Meeting of the Parliament 11 November 2015
I, too, thank Mike MacKenzie for bringing this important debate to us. I also thank him for the history lesson about Tom Johnston. I have a family connection to that, because my grandfather was one of the civil engineers who did some of the heavy lifting, so to speak, in the work that was done on hydroelectric power stations across Scotland in times past.
We all know that renewable energy is intermittent. It is not just that the wind does not always blow; although tides come and go, there are long slack periods in between. We readily recognise that storage is part of a power system.
I suspect that most MSPs have been to briefings by National Grid, so we know fine well that it is used to the idea of having to buy spare capacity and pay over the odds for it at peak times. National Grid has also bought opportunities to reduce demand, as has been pointed out—Joan McAlpine commented on that.
However, I do not recall National Grid ever talking about storage in any of our briefings. If it did so, storage was very much the Cinderella issue. Storage has obviously been somewhat off National Grid’s radar, too, but it will have to come on to that radar. That is partly for reasons that members have mentioned and which I will not repeat, and partly because of a point that I do not think has been mentioned yet, which is that, although we have all spent our time talking about renewable electricity generation, the biggest part of our energy demand is for heat for domestic and business purposes.
If we are to use renewable energy to meet the heat demand, we will have to generate a great deal more electricity, but we will have to get it to where the heating is required and—this is the crucial bit—make sure that it is available when the heating is required, which might well be in the evenings and overnight rather than during the day, when the electricity might have been generated. Storage is therefore a crucial part of getting the heat balance across Scotland in connection with renewables.
We have always known that standard generating power stations waste heat. We have all seen the enormous cooling towers and wondered why they were there, but the laws of thermodynamics demand that they are there. If those power stations had been built in the middle of our big cities, we would not have needed the cooling towers, because we could have used the waste heat to warm our houses. District heating systems in various places have been known to do that.

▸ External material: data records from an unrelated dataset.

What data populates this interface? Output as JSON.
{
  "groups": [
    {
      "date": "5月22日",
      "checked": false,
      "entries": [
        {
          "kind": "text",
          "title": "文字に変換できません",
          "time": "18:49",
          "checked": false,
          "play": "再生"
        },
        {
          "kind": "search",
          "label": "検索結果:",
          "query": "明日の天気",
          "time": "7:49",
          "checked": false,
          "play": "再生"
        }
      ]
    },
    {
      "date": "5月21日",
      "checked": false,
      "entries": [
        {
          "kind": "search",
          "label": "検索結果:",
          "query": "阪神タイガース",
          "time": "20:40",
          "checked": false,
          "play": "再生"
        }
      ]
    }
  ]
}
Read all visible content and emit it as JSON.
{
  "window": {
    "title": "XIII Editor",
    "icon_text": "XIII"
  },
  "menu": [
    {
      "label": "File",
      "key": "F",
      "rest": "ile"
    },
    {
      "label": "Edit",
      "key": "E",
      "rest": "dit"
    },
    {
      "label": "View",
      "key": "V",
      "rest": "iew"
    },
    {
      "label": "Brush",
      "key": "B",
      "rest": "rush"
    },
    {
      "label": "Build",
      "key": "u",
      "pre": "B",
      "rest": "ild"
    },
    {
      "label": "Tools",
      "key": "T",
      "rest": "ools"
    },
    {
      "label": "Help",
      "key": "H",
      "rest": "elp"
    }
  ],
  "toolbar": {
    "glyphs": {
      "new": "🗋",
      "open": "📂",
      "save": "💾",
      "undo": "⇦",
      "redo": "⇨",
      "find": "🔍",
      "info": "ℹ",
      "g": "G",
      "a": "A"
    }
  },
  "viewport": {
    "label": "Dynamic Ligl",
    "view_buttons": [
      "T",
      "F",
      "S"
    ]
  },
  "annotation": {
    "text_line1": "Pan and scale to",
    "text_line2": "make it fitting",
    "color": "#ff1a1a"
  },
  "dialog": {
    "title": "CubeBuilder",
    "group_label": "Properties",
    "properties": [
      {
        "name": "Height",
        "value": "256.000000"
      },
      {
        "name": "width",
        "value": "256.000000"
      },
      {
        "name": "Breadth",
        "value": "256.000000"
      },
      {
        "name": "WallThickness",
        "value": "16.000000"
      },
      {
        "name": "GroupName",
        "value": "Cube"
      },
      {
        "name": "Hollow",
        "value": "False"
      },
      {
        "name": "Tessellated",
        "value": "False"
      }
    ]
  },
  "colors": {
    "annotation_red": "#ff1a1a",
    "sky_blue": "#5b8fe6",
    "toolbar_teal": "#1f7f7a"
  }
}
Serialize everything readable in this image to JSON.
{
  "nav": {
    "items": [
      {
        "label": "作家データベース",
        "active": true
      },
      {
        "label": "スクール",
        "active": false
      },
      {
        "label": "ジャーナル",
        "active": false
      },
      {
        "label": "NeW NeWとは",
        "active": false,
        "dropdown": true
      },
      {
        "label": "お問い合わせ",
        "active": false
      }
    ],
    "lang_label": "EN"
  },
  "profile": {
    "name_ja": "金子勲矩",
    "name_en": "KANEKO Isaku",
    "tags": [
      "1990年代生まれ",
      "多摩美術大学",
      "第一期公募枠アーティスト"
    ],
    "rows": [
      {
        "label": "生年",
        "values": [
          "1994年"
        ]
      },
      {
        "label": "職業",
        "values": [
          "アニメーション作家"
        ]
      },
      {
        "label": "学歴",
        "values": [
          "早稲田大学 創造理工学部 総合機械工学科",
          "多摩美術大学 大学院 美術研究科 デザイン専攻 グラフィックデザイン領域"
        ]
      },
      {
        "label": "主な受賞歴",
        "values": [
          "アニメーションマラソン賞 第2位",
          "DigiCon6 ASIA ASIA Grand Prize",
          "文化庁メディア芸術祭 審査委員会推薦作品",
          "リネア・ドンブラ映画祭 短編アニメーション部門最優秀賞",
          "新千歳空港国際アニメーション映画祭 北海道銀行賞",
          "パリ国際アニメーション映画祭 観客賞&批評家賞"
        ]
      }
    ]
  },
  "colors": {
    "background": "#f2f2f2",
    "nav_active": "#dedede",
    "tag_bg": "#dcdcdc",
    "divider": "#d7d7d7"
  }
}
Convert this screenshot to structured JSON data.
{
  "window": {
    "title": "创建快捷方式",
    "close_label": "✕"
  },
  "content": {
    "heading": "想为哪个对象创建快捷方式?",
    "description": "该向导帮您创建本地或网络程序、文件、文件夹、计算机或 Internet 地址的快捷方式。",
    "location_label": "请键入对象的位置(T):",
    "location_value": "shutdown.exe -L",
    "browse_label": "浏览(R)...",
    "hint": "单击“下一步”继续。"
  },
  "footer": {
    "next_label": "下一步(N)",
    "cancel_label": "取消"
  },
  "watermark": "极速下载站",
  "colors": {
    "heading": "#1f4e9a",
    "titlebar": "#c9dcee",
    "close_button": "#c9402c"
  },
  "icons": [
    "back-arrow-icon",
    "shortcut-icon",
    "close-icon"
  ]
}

That brings me to my next point, which is that we should store energy where it will be useful as heat. Many storage systems generate waste heat and, if we can use that for district heating, that must be far more efficient in overall energy terms.
If we can take energy out of the sky through wind turbines, the cost of that energy will not be terribly great but, given that we have to put enormous amounts of capital into the ground and then into the wires that move the energy around, we want to have efficient systems. That is why it is important that we get our storage in the right place. It needs to be distributed, but that means that compressed air, liquid air and flywheel storage, which are in themselves relatively inefficient, can become more efficient if they are put in the right place. The waste is always heat but, if we can collect that and put it into a district heating system, it ceases to be wasted and becomes useful heat.
That point adds to the complexity of what is already a complex enough problem. I am grateful to Mike MacKenzie for bringing it before us.